Grant Robertson says the government is keen on more travel bubbles.
The Business Finance Guarantee Scheme, which ended in June, pledged to support banks and lenders who might not otherwise have supported companies affected by Covid.
The program was not well used initially, and Robertson said it “eventually worked” but “highlighted issues” with support for SMEs.

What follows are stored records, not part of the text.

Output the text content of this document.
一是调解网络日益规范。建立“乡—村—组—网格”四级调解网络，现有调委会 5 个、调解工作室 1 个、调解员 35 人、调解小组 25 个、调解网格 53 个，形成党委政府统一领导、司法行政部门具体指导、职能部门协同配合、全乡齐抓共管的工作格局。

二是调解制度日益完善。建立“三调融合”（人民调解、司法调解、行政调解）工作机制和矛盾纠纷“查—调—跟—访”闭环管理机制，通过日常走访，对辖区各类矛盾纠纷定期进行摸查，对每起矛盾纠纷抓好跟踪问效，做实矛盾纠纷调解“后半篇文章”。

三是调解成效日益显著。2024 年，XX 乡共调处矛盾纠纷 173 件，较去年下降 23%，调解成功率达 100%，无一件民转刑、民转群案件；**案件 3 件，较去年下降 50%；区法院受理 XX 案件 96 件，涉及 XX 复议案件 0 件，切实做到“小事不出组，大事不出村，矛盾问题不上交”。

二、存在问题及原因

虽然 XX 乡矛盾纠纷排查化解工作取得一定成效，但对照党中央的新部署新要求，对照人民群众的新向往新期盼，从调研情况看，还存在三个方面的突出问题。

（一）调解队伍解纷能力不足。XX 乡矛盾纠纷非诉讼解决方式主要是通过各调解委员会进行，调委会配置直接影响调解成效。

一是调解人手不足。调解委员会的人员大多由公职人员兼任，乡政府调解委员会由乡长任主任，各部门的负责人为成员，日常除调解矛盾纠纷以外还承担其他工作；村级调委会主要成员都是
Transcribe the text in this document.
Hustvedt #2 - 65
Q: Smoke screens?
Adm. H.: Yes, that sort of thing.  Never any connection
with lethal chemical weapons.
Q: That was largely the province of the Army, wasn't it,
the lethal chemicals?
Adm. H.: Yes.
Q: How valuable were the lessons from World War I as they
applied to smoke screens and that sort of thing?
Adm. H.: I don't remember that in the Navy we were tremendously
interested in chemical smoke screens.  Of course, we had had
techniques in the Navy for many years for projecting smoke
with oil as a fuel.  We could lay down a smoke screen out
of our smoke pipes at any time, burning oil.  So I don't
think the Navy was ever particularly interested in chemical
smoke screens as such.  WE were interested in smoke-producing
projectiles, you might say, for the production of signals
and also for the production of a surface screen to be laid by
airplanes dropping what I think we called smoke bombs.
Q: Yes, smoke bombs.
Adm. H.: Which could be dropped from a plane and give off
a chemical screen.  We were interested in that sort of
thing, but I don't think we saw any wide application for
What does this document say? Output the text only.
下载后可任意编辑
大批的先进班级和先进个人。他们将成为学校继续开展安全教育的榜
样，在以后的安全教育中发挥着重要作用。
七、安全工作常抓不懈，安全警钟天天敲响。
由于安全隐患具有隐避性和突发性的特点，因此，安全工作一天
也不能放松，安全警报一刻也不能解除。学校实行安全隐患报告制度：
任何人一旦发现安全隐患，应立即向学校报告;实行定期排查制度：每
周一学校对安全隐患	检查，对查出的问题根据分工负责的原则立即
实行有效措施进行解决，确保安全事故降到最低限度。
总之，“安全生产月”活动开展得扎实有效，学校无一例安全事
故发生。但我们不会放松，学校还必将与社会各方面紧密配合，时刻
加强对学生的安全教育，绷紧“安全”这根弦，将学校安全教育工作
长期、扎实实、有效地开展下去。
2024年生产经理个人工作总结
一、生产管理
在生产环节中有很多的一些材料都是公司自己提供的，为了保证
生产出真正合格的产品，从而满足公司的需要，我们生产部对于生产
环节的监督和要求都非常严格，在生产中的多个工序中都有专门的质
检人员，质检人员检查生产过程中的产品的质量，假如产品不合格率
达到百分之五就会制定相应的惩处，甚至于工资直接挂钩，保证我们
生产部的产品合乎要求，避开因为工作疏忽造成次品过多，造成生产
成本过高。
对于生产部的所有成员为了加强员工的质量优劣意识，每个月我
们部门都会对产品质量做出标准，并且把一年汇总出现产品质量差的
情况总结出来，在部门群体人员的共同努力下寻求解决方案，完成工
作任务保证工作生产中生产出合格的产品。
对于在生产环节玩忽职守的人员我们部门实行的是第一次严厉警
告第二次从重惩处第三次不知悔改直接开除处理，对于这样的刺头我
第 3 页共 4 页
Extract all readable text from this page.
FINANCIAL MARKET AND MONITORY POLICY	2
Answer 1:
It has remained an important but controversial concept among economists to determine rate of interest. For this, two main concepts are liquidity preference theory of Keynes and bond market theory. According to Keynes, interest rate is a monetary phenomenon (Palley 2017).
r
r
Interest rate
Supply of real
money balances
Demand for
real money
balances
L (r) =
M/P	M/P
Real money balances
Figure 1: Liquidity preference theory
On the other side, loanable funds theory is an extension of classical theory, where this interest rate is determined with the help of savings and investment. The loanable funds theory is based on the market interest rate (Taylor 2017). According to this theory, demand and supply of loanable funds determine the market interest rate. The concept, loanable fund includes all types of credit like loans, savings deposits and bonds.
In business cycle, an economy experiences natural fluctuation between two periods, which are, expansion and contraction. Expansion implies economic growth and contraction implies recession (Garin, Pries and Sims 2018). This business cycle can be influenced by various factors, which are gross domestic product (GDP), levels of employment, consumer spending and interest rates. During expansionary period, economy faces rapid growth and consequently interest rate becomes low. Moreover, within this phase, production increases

He hinted that some of this support could be tied to innovation and research. Policies such as the R&D tax credit were “really good but mostly at the broader end of the spectrum”.
Robertson reminded small businesses of flexi-wage, a temporary contribution to jobseekers’ wages that was introduced during the pandemic.
“It’s available for people to start businesses, and there are grants to start, move and grow.”
In general, he felt that the government had laid “a good foundation” for SMEs during the pandemic “but I recognize that these specific issues around access to finance and access to skills will remain issues that we need to work on. together”.
Robertson said reviving the economy would focus on productivity, trade, skills, infrastructure and capital.
While the government had set aside $57 billion over the next five years for infrastructure spending, it was still keen to find partners, especially in private capital.
The post-treaty iwi economy was one area where “we haven’t realized the potential”, with real opportunities not just in housing but in all areas, he said.
Robertson was also asked why exporters who had to travel weren’t given priority for vaccinations and MIQ spots.
“I absolutely get the frustration,” he said, and pointed to a big increase in funding for New Zealand Trade and Enterprise “to be able to be a market presence for exporters” where businesses couldn’t. go to a particular country.
“I encourage anyone who is struggling in this regard to speak to NZTE and try to use their good offices to try to move forward [matters].”
But there were also New Zealanders who, a year later, were still trying to return home, and the government had certain obligations to them under the New Zealand Bill of Rights, which all countries do not had not.
Robertson said there would be more details to come on how the government intended to deal with border restrictions, and on Tuesday he indicated there were could be other travel bubbles on the horizon.